If You Like Syria, You’ll Love Palestine

Few observers seem able to recognize noteworthy predictive connections between the unraveling situation in Syria and the likely outcomes of Palestinian statehood. Still, this overlooked linkage is significant. In essence, the whole abhorrent panoply of war crimes and crimes against humanity revealed in Syria, including perhaps the use of chemical weapons against civilians, is what we might also expect in “Palestine.”

There, openly fratricidal warfare between Hamas, Fatah and several other Palestinian splinter groups could effectively replicate what we are witnessing today between pro- and anti-Assad forces in Syria.

There is more. With a newly emerging geostrategic polarity between Russia and the United States, the old Cold War antagonists could quickly line up on opposite warring sides in Palestine. Among other things, including possibly parallel cleavages in a steadily nuclearizing Iran, this polarity could portend substantially enlarged instabilities in the Middle East.

For all of its predictable liabilities, both national and regional, Palestine would represent an historically new state. While still not generally understood, there has never been a Palestinian state. Never.

Within all contending Palestinian factions, there is agreement on one central objective: that all prospective Palestinian leaders seek statehood because of an alleged right under international law to “self-determination.” For them, the November 29, 2012 upgrade of the Palestinian Authority to the status of a “nonmember observer state” at the United Nations was merely an intermediary and partial achievement. Now, Hamas, Fatah and assorted sister groups will agree, there still needs to be a follow-on grant of full sovereignty.

Ironically, should this legally upgraded condition actually be realized, it would likely represent the juridical beginning of another Syria. Somehow, it has become customary to explain the Arab-Israeli conflict in terms of a purported absence of Palestinian “sovereign equality.” More precisely, so proceeds this conventional narrative, the Middle East plainly requires the decently enhanced juridical symmetry of a “two-state solution.” Only when a Palestinian state is created alongside the existing Jewish state, goes this contrived argument, can there be “peace.”

To be sure, a great many evident holes puncture this feeble explanation, many of which have to do with its most utterly core assumptions.

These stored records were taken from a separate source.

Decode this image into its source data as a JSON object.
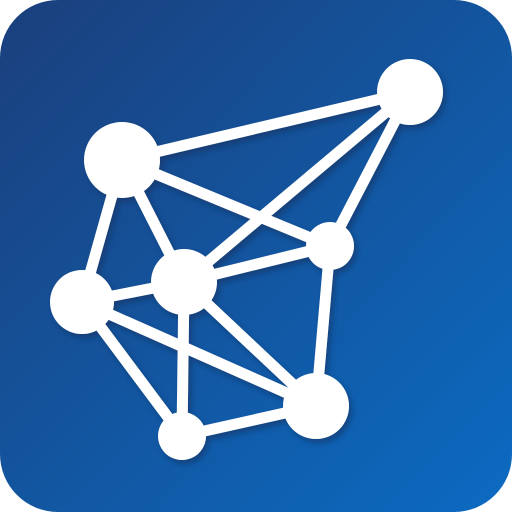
{
  "icon": {
    "name": "network-graph-icon",
    "colors": {
      "background_start": "#1B3F7C",
      "background_end": "#0B6BC2",
      "foreground": "#FFFFFF",
      "shadow": "#0A2E5C"
    }
  }
}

By now, we should all readily understand, no major Palestinian leader or faction could ever be content with “coexistence. ” Rather, for this person or group, peace can be expected only when all of Israel has finally been incorporated into Palestine.

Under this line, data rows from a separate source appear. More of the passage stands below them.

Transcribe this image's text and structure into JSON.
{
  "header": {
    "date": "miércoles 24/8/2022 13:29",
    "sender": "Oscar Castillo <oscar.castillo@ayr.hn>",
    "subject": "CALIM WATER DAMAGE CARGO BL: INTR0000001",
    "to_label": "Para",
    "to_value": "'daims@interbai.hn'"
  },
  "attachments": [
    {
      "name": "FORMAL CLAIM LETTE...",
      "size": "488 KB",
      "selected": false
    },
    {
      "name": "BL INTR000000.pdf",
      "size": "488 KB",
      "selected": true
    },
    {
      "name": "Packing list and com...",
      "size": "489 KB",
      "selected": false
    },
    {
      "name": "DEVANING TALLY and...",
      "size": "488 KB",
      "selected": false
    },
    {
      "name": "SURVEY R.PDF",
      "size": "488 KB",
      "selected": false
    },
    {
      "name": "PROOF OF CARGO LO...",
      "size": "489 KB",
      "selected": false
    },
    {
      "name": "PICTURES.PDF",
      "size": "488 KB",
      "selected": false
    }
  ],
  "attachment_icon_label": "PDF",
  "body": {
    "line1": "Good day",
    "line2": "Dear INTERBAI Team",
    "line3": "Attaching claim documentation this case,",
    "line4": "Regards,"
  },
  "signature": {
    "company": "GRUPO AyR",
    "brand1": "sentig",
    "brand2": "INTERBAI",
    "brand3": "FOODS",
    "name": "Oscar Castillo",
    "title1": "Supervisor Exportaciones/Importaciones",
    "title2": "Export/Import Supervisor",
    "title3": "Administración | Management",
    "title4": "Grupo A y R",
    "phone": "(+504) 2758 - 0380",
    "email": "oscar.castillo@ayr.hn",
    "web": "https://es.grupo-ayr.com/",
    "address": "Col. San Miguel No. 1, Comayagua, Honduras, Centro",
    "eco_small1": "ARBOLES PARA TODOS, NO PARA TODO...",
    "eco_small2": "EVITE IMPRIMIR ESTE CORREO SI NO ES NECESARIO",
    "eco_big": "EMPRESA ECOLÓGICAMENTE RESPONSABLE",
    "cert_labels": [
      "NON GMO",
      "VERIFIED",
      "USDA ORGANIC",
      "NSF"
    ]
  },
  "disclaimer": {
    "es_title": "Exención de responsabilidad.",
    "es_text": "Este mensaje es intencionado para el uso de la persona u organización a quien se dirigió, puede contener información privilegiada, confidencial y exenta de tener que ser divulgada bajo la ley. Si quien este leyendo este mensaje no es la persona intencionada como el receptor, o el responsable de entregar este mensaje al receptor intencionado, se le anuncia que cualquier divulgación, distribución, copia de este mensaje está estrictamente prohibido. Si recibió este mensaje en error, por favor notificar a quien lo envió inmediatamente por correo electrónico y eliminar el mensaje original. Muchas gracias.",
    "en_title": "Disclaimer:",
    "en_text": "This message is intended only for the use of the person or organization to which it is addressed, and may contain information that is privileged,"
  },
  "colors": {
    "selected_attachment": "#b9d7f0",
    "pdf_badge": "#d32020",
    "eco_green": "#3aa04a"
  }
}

Seeing requires distance. The movement for Palestinian statehood has never really been about land. It has always been about God. In its modern form, moreover, the grotesque and ultimately genocidal Palestinian view of Israel stems from Hajj Amin el-Husseini’s canonical Jew hatred, and the World War II-era Arab Muslim leader’s corresponding promulgation of Jihad.

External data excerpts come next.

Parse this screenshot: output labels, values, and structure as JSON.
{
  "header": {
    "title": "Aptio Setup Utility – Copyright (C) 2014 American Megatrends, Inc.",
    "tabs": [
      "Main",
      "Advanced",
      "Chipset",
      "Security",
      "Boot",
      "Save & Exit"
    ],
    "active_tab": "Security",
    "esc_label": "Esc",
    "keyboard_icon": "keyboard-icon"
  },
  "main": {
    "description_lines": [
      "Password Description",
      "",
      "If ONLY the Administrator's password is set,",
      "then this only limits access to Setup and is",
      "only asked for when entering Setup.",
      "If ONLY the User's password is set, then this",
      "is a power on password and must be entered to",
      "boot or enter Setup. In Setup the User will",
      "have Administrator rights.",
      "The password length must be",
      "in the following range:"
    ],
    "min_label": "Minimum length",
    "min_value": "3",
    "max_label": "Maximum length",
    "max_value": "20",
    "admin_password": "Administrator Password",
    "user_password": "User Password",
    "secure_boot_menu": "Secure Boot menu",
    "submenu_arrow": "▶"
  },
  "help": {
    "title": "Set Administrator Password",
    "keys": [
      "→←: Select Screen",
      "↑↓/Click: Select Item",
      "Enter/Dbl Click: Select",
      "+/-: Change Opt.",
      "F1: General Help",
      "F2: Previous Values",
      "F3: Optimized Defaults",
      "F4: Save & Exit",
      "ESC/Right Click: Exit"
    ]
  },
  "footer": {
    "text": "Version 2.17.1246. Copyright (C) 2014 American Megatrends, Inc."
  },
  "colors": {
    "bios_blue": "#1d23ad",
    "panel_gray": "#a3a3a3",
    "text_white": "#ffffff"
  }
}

The 1988 “Hamas Covenant,” a documentary wellspring of any future Palestinian state, explicitly ties the irreducible obligations of Jihad to Islamic rules: “It is necessary to establish in the minds of all the Muslim generations, that the Palestinian issue is a religious issue, and that it must be dealt with as such.”

This recalcitrant view remains unhidden. Today, on any Palestinian Authority or Hamas map of the region, Israel is unambiguously identified as “Occupied Palestine.” Naturally, such a conspicuously irredentist view does not bode well for area diplomacy. As recently as October 19, 2013, Hamas Prime Minister Ismail Haniyeh urged “armed resistance” as the only correct Palestinian orientation to Israel.

Enter Syria. With the Syrian civil war continuing to rage, even as President Bashar al-Assad is praised by U.S. President Barack Obama for reportedly complying with the destruction of his chemical weapons, we can get a palpable sense of what Palestine would look like. Although rarely considered in this manner, the current situation in Syria is actually a reliably portentous omen of what ultimately awaits in “Palestine.”